Your family loves you, this is fact. Your family can sometimes also not understand you. Choosing a family of friends and mentors who do understand your career vision and the work it needs to take to get there will help you hold onto it on days when the Latinx guilt is the most prominent. They’re outside of it enough to remind you that you’re doing the right thing for you, your career, and them even when you can’t remind yourself.

Don’t focus on convincing, focus on living

Learning to let go and accepting that you can’t convince someone who isn’t willing to be convinced can help you refocus on living, but getting to the point where those are actionable takes a lot of work. Start with small ways you can let go of others’ inability to see your vision for how you see it — write it down, set a reminder on your phone, or ask a loved one to remind you when you start going down the rabbit hole.
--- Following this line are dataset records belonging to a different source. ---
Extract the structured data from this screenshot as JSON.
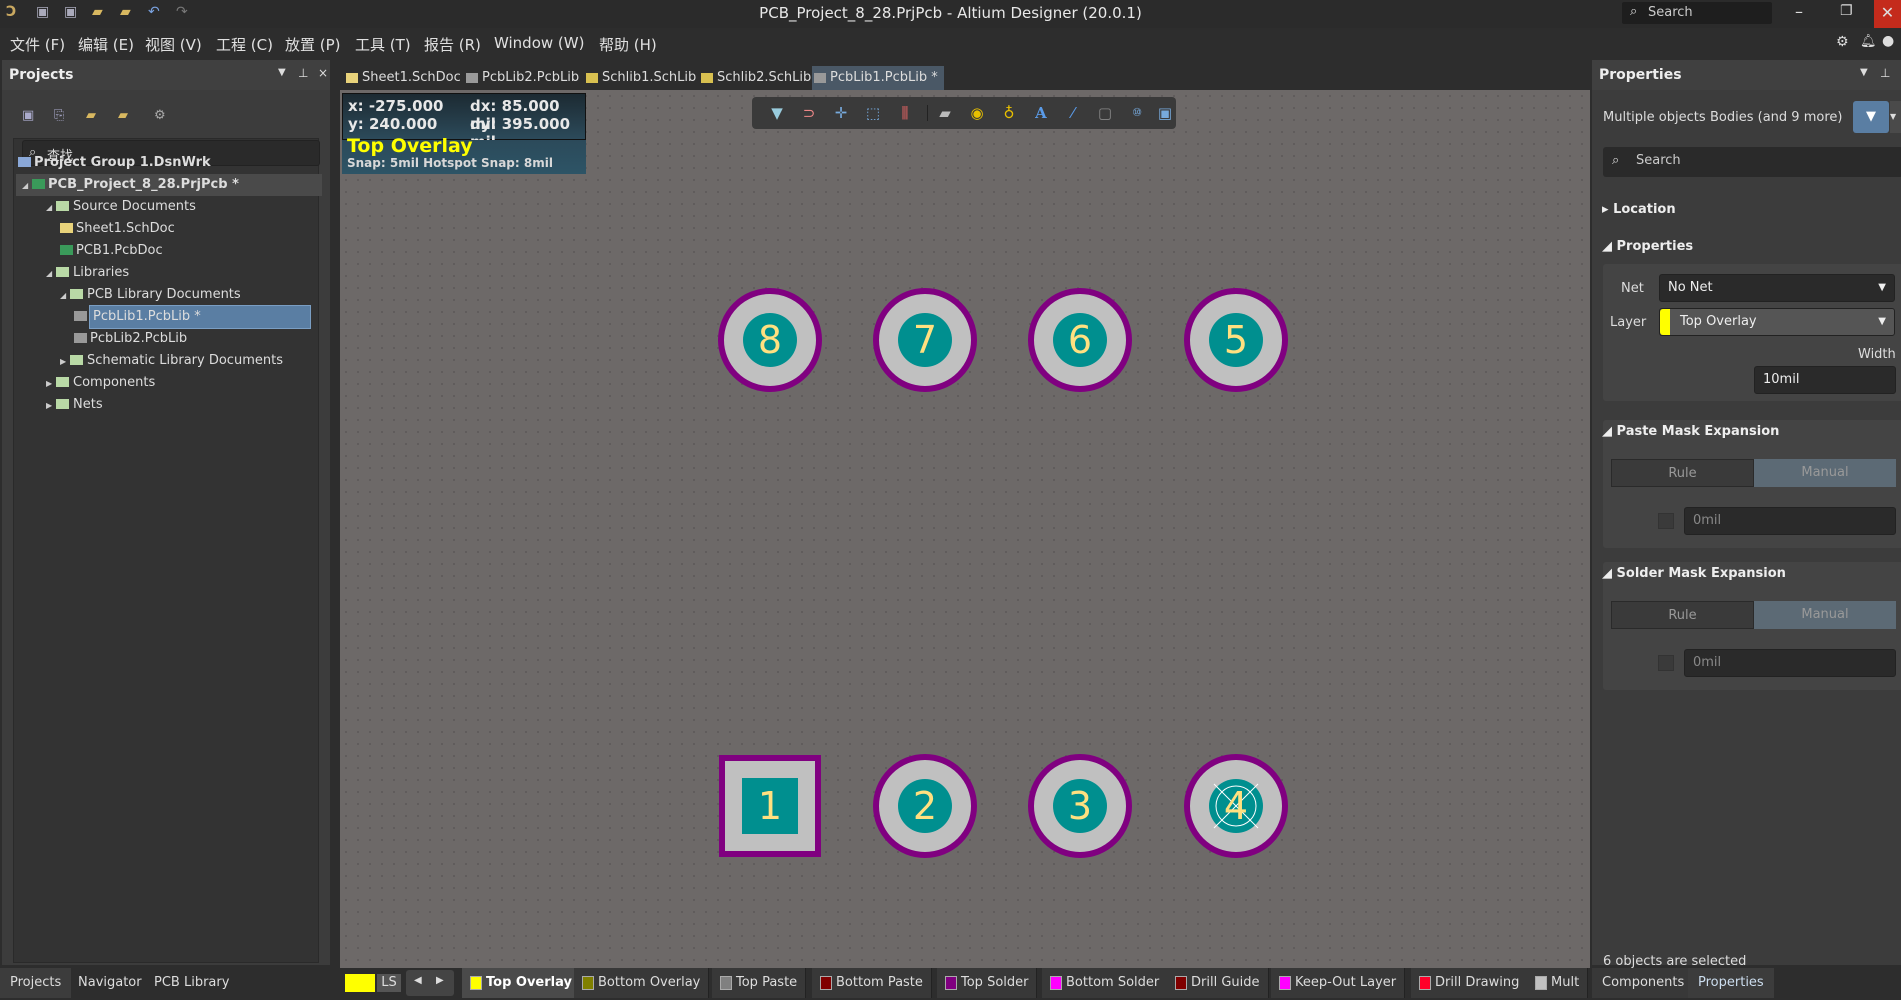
{
  "window": {
    "title": "PCB_Project_8_28.PrjPcb - Altium Designer (20.0.1)",
    "search_placeholder": "Search"
  },
  "menu": [
    "文件 (F)",
    "编辑 (E)",
    "视图 (V)",
    "工程 (C)",
    "放置 (P)",
    "工具 (T)",
    "报告 (R)",
    "Window (W)",
    "帮助 (H)"
  ],
  "projects_panel": {
    "title": "Projects",
    "search_placeholder": "查找",
    "tree": [
      {
        "label": "Project Group 1.DsnWrk",
        "level": 0,
        "bold": true
      },
      {
        "label": "PCB_Project_8_28.PrjPcb *",
        "level": 0,
        "bold": true
      },
      {
        "label": "Source Documents",
        "level": 1
      },
      {
        "label": "Sheet1.SchDoc",
        "level": 2
      },
      {
        "label": "PCB1.PcbDoc",
        "level": 2
      },
      {
        "label": "Libraries",
        "level": 1
      },
      {
        "label": "PCB Library Documents",
        "level": 2
      },
      {
        "label": "PcbLib1.PcbLib *",
        "level": 3,
        "selected": true
      },
      {
        "label": "PcbLib2.PcbLib",
        "level": 3
      },
      {
        "label": "Schematic Library Documents",
        "level": 2
      },
      {
        "label": "Components",
        "level": 1
      },
      {
        "label": "Nets",
        "level": 1
      }
    ],
    "bottom_tabs": [
      "Projects",
      "Navigator",
      "PCB Library"
    ]
  },
  "doc_tabs": [
    "Sheet1.SchDoc",
    "PcbLib2.PcbLib",
    "Schlib1.SchLib",
    "Schlib2.SchLib",
    "PcbLib1.PcbLib *"
  ],
  "hud": {
    "x": "x:  -275.000",
    "dx": "dx:    85.000  mil",
    "y": "y:   240.000",
    "dy": "dy:  395.000 mil",
    "layer": "Top Overlay",
    "snap": "Snap: 5mil Hotspot Snap: 8mil"
  },
  "toolbar_icons": [
    "filter-icon",
    "magnet-icon",
    "crosshair-icon",
    "select-rect-icon",
    "align-icon",
    "component-icon",
    "pad-icon",
    "via-icon",
    "text-icon",
    "line-icon",
    "dimension-icon",
    "region-icon",
    "room-icon"
  ],
  "pads": {
    "top": [
      "8",
      "7",
      "6",
      "5"
    ],
    "bottom": [
      "1",
      "2",
      "3",
      "4"
    ]
  },
  "colors": {
    "pad_copper": "#008f8f",
    "pad_mask": "#c0c0c0",
    "solder_mask": "#800080",
    "number": "#ffe080",
    "canvas": "#6d6968",
    "accent": "#5a7ea3"
  },
  "properties_panel": {
    "title": "Properties",
    "selection": "Multiple objects",
    "filter_text": "Bodies (and 9 more)",
    "search_placeholder": "Search",
    "location": "Location",
    "properties": "Properties",
    "net_label": "Net",
    "net_value": "No Net",
    "layer_label": "Layer",
    "layer_value": "Top Overlay",
    "width_label": "Width",
    "width_value": "10mil",
    "paste_mask": "Paste Mask Expansion",
    "solder_mask": "Solder Mask Expansion",
    "rule": "Rule",
    "manual": "Manual",
    "paste_value": "0mil",
    "solder_value": "0mil",
    "status": "6 objects are selected",
    "bottom_tabs": [
      "Components",
      "Properties"
    ]
  },
  "layer_bar": {
    "current": "LS",
    "layers": [
      {
        "name": "Top Overlay",
        "color": "#ffff00"
      },
      {
        "name": "Bottom Overlay",
        "color": "#808000"
      },
      {
        "name": "Top Paste",
        "color": "#808080"
      },
      {
        "name": "Bottom Paste",
        "color": "#800000"
      },
      {
        "name": "Top Solder",
        "color": "#800080"
      },
      {
        "name": "Bottom Solder",
        "color": "#ff00ff"
      },
      {
        "name": "Drill Guide",
        "color": "#800000"
      },
      {
        "name": "Keep-Out Layer",
        "color": "#ff00ff"
      },
      {
        "name": "Drill Drawing",
        "color": "#ff002a"
      },
      {
        "name": "Mult",
        "color": "#c0c0c0"
      }
    ]
  }
}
Then focus on the ways that you can actually help your family and meet the responsibilities you do have with them within the time frames you set for yourself. Do you need to help translate at a doctor’s appointment? Great, try to schedule it for your day off at your internship so you don’t have to balance all the things on a single day. If you’re far from home and your parents check in all the time, only respond to emergency texts during the day, but leave the rest unanswered during your work day.

Ultimately the biggest habit that will help you navigate through your career and family obligations is to baby step setting boundaries that make sense for you and your sanity. Write down what you’d love for your boundaries to be and the small steps you can take to start building them. This doesn’t mean that you’ll automatically be able to set them or even that they’ll be instantly respected, but it does mean that you’re doing all you can to make your life easier in that moment.